There is a growing body of literature that highlights the importance and impact of caring, compassion, and empathy on team and clinical outcomes.15 However, some of the barriers to providing compassionate care, including clinician beliefs that their technical skills and academic preparation are the most important things they bring to health care and skepticism about patient experience and workforce data, can create formidable challenges. Additionally, there are some individuals who believe that empathy and compassion cannot be taught. In fact, research demonstrates that they can.16 Think about your transition to practice after graduating from nursing school. When your first patient passed away, or you had to interact with patients and families to deliver distressing news, did you feel you had the skills to compassionately and empathetically have those conversations? For many of us, the answer is a resounding no. So then, how did we learn?
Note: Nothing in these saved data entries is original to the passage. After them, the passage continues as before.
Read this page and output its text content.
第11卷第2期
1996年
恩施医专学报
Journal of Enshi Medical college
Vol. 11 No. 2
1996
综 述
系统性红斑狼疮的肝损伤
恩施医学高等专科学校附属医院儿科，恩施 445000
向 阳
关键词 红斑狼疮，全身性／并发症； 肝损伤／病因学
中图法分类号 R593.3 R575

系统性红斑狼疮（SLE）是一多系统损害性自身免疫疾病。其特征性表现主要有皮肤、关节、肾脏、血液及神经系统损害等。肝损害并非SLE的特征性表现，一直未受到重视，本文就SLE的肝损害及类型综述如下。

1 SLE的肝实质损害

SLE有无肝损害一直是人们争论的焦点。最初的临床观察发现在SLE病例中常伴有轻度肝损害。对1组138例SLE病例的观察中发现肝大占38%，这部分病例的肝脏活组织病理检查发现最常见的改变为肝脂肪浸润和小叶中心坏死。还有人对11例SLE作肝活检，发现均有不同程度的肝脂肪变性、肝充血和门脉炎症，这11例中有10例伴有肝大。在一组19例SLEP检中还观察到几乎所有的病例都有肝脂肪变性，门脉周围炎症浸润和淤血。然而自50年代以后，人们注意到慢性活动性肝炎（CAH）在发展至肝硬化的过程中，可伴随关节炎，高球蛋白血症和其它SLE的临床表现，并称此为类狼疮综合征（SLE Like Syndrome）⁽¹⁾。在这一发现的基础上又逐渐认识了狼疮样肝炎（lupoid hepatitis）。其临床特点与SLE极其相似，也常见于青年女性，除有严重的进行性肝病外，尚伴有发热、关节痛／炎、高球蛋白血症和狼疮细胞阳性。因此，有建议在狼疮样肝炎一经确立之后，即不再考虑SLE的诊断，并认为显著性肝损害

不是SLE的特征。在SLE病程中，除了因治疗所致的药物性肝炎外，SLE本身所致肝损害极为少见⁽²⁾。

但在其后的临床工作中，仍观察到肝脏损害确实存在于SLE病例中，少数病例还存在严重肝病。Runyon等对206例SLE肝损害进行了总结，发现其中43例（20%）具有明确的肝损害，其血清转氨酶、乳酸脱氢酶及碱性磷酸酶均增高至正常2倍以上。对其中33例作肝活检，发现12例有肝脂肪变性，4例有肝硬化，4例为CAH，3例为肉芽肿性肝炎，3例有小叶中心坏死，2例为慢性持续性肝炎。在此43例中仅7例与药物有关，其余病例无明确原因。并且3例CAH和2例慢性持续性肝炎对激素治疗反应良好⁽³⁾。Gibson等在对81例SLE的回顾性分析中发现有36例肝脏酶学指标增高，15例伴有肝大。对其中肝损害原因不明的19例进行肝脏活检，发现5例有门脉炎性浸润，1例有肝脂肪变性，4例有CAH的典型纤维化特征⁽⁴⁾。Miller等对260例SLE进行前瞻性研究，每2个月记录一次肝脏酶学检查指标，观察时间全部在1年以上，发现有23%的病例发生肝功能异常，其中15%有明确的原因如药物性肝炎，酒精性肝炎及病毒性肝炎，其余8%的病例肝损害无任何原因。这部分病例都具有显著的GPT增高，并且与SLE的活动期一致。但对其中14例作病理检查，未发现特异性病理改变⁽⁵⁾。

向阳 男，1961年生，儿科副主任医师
It might have been through seeing how more experienced caregivers handled those conversations. Or possibly through formal training at different points in our career. The point is that we can and do learn from those interactions and experiences.

Let's fast-forward to the present. Many of us say that as nurses, we are data driven and use data to ensure we are employing best practices in caring for patients and families. This certainly holds true for technical skills. If data demonstrates that catheter-associated urinary tract infection rates are rising, a root cause analysis is conducted to identify any unintentional lapses in practice. Those findings are then used to alter clinical practice as needed to ensure that the issue is corrected. Does the same hold true when we see that patient experience scores or employee engagement scores are not where we want them to be? We have to start thinking about caring, empathy, and compassion as a skill set that is just as important to achieving great outcomes as our ability to provide technical care of variable complexity. We must learn how to better leverage patient experience and workforce data to strengthen our knowledge, skills, and abilities with respect to caring behaviors in a concrete and proactive way, and then build on the caring and empathy skills we already have and apply them consistently within teams and in caring for patients and families. Organizations should not be focusing on survey scores as the main event. Instead, organizations and leaders should focus on advancing a human experience strategy by investing in their staff and teams and prioritizing the implementation and sustainment of a robust caring model that includes best practice behaviors. Once those vital structures and processes are in place and being employed by teams and leaders, the scores will follow.